To do anything it is necessary to begin to do it. Procrastination usually debilitates more or less, and frequently prevents. This applies to the taking of our steps in Christian Science. There are many phases of error always ready with sophistical arguments for delay. One of these is timidity; another is self-condemnation; another is self-distrust; another is doubt; and there are others. Besides this, all mortals are more or less lazy; indolence is a worldbelief which attempts to mesmerize us into inaction. Christian Scientists may regretfully observe that the lethargic masses of men and women seemingly find it far easier to crook the elbow and lift a spoon to the mouth than to think; but how is it with themselves, if they are in the habit of depending upon others to help them when they ought to help themselves, or at least try a vast deal harder to help themselves? In every schoolroom the teacher must help the scholars to find the way; but the teacher well knows that the scholars must work out their own problems in order to understand and master them.
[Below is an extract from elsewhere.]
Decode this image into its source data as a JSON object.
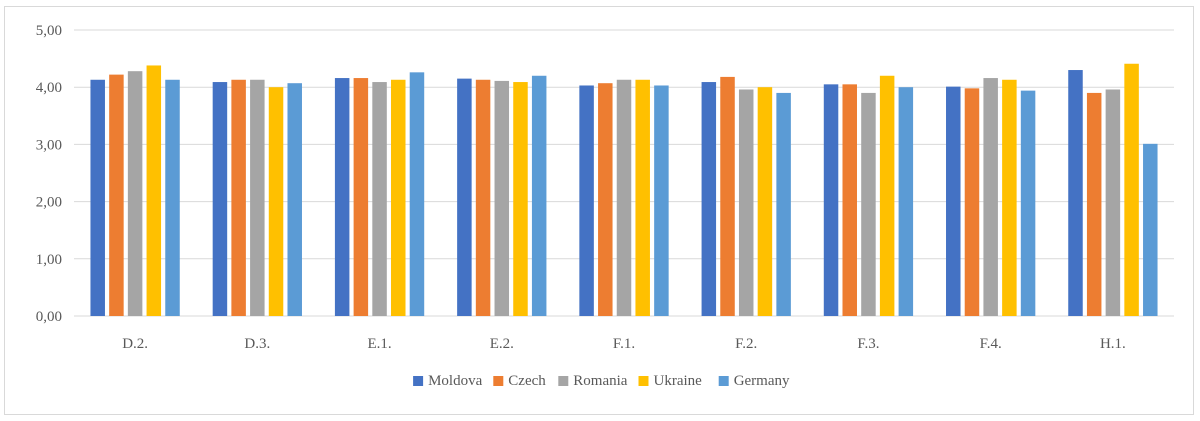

Suppose that you have a ladder to climb; is it not better to be content with climbing the bottom rung first? Even if you were able to climb the middle or upper rungs first, would that be the best way of the safest way to learn to climb? Let us suppose that the ladder is your understanding of Truth. You may be impatient, we will say, to take the advanced or upper rungs before you have mastered the initial rungs. If you were able to do so, what might occur? You might have to pick yourself up, bruised and discomfited; and then begin to climb anew, or, perhaps, turn away in discouragement.